How it’s New York: The show has been going on in NY/NJ for 16 years now, and has become a holiday favorite.
How it’s (Irish) Scottish: Highland pipes. Robert Burns. A star from Outlander!
There are many versions of Irish Christmas out there. Scottish Christmases are fewer on the ground. But this one is a charmer. “The Pipes of Christmas” has its 16th year of performances this year, and as always, will include readings from Scotland, Ireland and Wales, and outstanding music.
The Clan Currie Society produces the events. The first concert is on Saturday, Dec. 20, at the Madison Avenue Presbyterian Church, 921 Madison Ave. at 2 and 7 p.m. On Sunday, Dec. 21, the concert crosses the Hudson to the Central Presbyterian Church at 70 Maple Street, Summit.
Scots Gaelic singer Gillebride MacMillan makes his New York-era debut. But though new here as a singer, he probably isn’t new to fans of STARZ’ smash hit “Outlander”: he plays Gwyllyn the Bard.
James Robinson from the film “Braveheart” will be here, as well as Paul Woodiel (Riverdance) on fiddle, Christopher Layer on uillean pipe (both are in Sting’s “The Last Ship,” too), and Gaelic Mod champion harpist Jennifer Port from Scotland. On guitar, there’s Steve Gibb (“Jersey Boys”), and the Pipe Major Kevin Ray Blandford Memorial Pipe Band from California.
The concerts will commemorate the Christmas Truce of 1914, the famous unofficial ceasefire on the Western Front, and will also have a tribute to legendary Cape Breton fiddler, Buddy MacMaster, who passed in August at the age of 89. There will also be premieres of new music: in New Jersey, the new pipe tune “The Garden State March,” composed by Duncan Bell, will be heard for the first time. The Clan Currie Society commissioned the tune to celebrate the 350th anniversary of the garden state.
The compilation CD “The Best of the Pipes of Christmas 1999-2012” came out in 2013, and it is a charmer, a must for your Celtic Christmas playlist.
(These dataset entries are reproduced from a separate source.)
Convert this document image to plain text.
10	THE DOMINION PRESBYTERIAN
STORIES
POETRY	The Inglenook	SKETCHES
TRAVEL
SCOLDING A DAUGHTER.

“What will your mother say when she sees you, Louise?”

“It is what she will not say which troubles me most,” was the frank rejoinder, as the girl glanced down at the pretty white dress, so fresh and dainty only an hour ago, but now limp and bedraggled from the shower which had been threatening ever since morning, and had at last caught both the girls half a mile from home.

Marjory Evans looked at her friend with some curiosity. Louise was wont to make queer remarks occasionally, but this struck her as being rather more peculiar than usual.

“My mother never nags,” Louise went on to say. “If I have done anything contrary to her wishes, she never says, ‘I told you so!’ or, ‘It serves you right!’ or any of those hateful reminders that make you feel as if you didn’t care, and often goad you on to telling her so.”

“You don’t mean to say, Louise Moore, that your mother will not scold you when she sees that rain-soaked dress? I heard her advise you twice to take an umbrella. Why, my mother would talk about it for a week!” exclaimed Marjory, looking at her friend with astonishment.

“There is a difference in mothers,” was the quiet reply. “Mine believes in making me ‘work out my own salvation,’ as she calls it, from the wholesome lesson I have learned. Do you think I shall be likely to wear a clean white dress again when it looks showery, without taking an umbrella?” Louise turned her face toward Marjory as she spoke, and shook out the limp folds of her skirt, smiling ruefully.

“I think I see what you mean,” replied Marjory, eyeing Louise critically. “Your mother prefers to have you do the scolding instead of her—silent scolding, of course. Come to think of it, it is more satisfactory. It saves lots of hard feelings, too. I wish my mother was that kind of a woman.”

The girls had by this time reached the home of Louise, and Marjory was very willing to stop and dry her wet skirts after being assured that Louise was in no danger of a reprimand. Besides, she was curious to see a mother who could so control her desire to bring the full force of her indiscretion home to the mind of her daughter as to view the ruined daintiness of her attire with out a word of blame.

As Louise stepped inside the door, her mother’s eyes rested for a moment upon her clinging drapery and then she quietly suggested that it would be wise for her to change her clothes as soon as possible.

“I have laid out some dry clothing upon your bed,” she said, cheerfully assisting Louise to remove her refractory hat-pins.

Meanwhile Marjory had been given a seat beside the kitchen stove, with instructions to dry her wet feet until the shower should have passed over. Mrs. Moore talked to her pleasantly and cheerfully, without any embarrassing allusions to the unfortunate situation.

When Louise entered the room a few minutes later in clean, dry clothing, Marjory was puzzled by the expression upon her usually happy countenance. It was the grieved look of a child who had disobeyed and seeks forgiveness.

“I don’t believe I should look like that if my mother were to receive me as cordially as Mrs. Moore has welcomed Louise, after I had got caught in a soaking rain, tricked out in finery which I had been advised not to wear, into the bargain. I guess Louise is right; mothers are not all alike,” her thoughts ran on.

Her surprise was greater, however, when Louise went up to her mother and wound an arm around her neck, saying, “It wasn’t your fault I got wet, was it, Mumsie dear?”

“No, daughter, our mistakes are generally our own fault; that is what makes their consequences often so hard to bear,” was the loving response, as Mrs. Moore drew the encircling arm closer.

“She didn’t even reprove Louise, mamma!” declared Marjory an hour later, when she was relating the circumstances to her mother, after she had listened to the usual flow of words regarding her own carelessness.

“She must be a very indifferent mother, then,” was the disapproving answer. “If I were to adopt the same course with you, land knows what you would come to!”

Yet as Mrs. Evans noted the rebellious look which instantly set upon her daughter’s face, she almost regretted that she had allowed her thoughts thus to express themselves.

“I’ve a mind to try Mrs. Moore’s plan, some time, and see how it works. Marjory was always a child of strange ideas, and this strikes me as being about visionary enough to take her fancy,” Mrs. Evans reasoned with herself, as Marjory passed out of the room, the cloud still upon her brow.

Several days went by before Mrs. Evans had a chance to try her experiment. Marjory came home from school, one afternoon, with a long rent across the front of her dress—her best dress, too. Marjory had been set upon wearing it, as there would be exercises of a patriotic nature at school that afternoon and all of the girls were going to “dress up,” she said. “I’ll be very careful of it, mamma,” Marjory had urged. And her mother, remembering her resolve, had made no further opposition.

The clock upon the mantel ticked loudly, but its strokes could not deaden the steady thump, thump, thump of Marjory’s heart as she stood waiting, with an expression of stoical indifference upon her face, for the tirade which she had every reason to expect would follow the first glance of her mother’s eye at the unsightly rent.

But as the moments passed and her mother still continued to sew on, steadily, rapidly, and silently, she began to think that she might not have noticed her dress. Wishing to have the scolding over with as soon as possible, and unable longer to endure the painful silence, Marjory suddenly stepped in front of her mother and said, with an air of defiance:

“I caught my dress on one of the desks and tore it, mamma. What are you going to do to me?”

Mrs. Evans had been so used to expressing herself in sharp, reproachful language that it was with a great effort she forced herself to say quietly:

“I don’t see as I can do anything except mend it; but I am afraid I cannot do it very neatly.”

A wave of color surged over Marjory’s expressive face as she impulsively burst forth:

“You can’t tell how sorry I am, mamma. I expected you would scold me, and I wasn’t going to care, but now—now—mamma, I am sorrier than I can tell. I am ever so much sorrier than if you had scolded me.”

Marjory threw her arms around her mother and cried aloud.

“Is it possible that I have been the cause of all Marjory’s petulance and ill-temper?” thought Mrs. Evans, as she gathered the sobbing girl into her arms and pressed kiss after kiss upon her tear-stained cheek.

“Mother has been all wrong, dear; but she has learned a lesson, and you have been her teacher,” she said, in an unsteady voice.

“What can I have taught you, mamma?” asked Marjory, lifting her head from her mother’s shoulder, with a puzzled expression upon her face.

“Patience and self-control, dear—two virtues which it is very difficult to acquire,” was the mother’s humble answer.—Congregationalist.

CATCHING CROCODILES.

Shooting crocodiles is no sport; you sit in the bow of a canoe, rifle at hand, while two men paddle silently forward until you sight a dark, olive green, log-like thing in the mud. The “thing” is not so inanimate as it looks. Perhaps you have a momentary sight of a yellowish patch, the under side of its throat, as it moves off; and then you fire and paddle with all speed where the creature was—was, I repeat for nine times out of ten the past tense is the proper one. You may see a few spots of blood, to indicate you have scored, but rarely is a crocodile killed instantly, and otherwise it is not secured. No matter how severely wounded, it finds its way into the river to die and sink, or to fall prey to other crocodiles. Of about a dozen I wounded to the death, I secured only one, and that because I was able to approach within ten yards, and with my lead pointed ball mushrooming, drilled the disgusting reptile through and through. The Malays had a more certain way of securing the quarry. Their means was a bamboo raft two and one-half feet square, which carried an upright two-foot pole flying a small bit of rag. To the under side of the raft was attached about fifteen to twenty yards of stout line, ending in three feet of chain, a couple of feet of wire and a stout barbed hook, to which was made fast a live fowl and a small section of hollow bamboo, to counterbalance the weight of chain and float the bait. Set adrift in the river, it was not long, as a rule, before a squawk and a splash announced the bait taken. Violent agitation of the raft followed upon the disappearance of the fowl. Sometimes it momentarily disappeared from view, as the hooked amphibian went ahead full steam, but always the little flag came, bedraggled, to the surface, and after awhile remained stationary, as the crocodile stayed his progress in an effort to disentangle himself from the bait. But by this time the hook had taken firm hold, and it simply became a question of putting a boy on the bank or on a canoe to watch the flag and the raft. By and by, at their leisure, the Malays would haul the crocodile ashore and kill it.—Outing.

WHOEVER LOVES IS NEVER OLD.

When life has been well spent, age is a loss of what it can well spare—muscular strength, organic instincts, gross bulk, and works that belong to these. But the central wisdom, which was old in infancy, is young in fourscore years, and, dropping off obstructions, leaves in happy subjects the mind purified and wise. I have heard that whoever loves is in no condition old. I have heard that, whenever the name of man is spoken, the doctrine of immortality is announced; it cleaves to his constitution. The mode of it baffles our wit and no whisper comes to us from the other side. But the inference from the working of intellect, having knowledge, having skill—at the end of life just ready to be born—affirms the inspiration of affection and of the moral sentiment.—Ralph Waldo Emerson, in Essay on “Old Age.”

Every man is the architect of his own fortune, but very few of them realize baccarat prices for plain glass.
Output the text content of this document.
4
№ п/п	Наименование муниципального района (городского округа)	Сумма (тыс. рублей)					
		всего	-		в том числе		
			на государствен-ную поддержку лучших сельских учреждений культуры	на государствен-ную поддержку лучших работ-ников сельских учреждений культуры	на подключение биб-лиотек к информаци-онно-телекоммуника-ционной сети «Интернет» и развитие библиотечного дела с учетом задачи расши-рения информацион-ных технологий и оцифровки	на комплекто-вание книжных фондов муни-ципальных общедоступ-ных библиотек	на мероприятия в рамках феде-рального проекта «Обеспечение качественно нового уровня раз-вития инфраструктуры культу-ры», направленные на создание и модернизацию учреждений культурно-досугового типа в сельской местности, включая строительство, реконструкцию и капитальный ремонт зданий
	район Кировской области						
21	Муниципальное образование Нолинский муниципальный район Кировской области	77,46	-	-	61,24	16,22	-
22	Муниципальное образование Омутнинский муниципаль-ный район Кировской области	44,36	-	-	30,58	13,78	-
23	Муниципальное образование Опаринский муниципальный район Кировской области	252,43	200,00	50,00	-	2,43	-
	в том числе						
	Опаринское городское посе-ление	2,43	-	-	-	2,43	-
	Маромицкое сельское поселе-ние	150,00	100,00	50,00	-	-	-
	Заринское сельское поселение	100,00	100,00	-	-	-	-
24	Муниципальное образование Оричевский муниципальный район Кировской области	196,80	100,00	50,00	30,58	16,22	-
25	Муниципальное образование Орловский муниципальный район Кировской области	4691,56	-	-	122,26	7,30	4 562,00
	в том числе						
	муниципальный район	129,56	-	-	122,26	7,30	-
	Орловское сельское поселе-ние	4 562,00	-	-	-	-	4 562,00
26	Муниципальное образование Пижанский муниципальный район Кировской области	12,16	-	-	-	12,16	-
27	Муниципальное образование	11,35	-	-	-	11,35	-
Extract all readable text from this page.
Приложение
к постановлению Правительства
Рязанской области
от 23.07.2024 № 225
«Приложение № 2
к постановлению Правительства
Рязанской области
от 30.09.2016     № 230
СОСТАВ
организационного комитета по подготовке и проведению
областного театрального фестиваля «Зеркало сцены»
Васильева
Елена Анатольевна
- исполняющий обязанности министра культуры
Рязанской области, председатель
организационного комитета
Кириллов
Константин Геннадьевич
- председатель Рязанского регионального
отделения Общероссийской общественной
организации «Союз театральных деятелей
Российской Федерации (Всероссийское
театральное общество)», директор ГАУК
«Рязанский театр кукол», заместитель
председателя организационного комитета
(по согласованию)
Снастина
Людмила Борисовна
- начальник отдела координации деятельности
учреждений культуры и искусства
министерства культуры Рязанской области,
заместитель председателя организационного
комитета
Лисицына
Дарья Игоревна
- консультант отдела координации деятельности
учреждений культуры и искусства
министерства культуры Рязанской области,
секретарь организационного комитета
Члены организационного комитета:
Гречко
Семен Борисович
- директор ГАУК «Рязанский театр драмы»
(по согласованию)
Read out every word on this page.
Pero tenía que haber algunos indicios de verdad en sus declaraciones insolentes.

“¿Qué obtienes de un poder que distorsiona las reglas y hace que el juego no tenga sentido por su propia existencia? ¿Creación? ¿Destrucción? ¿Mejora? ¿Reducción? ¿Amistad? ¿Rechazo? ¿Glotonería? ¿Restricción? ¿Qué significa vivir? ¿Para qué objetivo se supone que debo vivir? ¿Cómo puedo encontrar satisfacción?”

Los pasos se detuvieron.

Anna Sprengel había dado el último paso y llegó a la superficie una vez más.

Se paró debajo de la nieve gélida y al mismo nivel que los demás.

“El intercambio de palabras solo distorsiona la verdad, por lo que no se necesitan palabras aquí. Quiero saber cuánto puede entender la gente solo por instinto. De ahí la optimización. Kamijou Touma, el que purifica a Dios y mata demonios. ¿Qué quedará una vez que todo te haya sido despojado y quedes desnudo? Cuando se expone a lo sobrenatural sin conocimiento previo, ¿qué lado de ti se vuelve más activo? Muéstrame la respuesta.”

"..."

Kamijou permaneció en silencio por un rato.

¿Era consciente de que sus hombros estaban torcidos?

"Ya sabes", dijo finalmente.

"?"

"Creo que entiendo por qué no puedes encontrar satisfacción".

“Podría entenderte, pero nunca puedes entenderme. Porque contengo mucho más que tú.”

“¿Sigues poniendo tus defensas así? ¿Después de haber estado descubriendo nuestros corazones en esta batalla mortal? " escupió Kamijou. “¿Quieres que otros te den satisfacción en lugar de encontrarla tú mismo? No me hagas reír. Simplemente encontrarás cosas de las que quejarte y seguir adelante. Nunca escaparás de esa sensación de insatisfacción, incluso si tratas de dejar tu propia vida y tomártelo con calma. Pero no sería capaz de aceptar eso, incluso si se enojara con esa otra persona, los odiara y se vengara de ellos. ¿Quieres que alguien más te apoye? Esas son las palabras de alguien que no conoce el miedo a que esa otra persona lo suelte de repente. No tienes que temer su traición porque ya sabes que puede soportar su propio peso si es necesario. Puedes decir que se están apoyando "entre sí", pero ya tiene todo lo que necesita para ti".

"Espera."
Proceeds from the concert support an extensive music scholarship program, which includes annual gifts to the National Piping Centre and the Royal Conservatoire of Scotland (both located in Glasgow,) the Gaelic College of Nova Scotia and Lyon College in Batesville, Arkansas. Proceeds also support the Society’s sponsorship of the US National Scottish Harp Championship, the Gaelic Literature Competition at the Royal National Mod and an annual academic research prize at Sabhal Mòr Ostaig, Scotland’s Gaelic college on the Isle of Skye.